Go ahead and run the for loop. It should take a few minutes for seqtk to run for each of our fourteen input files. Once it’s done running, take a look at your directory contents.
$ ls
2_asm19595v2_genomic.infoalign ERR026481_2.fastq.gz
ERR026473_1.copy.fastq ERR026481_2.fastq.gz_trim.fastq
ERR026473_1.fastq.gz ERR026482_1.fastq.gz
ERR026473_1.fastq.gz_trim.fastq ERR026482_1.fastq.gz_trim.fastq
ERR026473_2.fastq.gz ERR026482_2.fastq.gz
ERR026473_2.fastq.gz_trim.fastq ERR026482_2.fastq.gz_trim.fastq
ERR026474_1.fastq.gz ERR029206_1.fastq.gz
ERR026474_1.fastq.gz_trim.fastq ERR029206_1.fastq.gz_trim.fastq
ERR026474_2.fastq.gz ERR029206_2.fastq.gz
ERR026474_2.fastq.gz_trim.fastq ERR029206_2.fastq.gz_trim.fastq
ERR026478_1.fastq.gz ERR029207_1.fastq.gz
ERR026478_1.fastq.gz_trim.fastq ERR029207_1.fastq.gz_trim.fastq
ERR026478_2.fastq.gz ERR029207_2.fastq.gz
ERR026478_2.fastq.gz_trim.fastq ERR029207_2.fastq.gz_trim.fastq
ERR026481_1.fastq.gz GCF_000195955.2_ASM19595v2_genomic.fna
ERR026481_1.fastq.gz_trim.fastq
We’ve now completed the trimming and filtering steps of our quality
control process! Before we move on, let’s move our trimmed FASTQ files
to a new subdirectory within our data/
directory.
$ cd ~/dc_workshop/data/
$ mkdir trimmed_fastq
$ mv *_trim* trimmed_fastq
$ cd trimmed_fastq
$ ls
ERR026473_1.fastq.gz_trim.fastq ERR026478_2.fastq.gz_trim.fastq ERR029206_1.fastq.gz_trim.fastq
ERR026473_2.fastq.gz_trim.fastq ERR026481_1.fastq.gz_trim.fastq ERR029206_2.fastq.gz_trim.fastq
ERR026474_1.fastq.gz_trim.fastq ERR026481_2.fastq.gz_trim.fastq ERR029207_1.fastq.gz_trim.fastq
ERR026474_2.fastq.gz_trim.fastq ERR026482_1.fastq.gz_trim.fastq ERR029207_2.fastq.gz_trim.fastq
ERR026478_1.fastq.gz_trim.fastq ERR026482_2.fastq.gz_trim.fastq
Challenge
Again, use seqtk fqchk to compare the untrimmed and trimmed reads of all samples. Note the number of bases ‘#bases’ of the trimmed and untrimmed reads. Calculate the theoretical coverage of the genomes before and after trimming, assuming that all our genomes do have the same size as our reference genome (4411532 bases). Fill into the table.
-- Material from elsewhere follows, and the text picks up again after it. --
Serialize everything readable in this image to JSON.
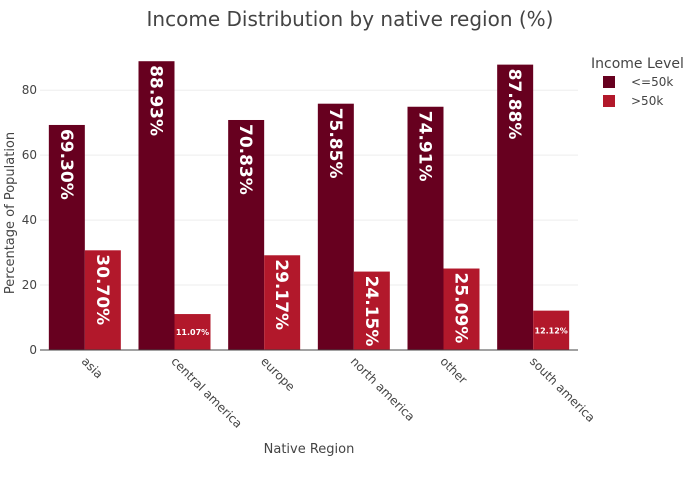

Hint: Sum up forward and reverse reads!
Solution
1)
seqtk fqchk ERR026473_1.fastq_trim.fastq | head -n 3
min_len: 108; max_len: 108; avg_len: 108.00; 33 distinct quality values POS #bases %A %C %G %T %N avgQ errQ %low %high ALL 229930596 17.9 32.2 32.3 17.4 0.2 29.7 20.6 6.9 93.1
seqtk fqchk ERR026473_2.fastq_trim.fastq | head -n 3
min_len: 108; max_len: 108; avg_len: 108.00; 33 distinct quality values POS #bases %A %C %G %T %N avgQ errQ %low %high ALL 220040502 17.9 32.2 32.3 17.4 0.2 29.7 20.6 6.9 93.1
Coverage before trimming = #bases (forward + reverse) / genome size 101.10 = (229930596 + 220040502) / 4411532
Key Points
In bioinformatic workflows the output of one tool is the input of the other.
FastQC is used to judge the quality of sequencing reads.
Data cleaning is an essential step in a genomics pipeline.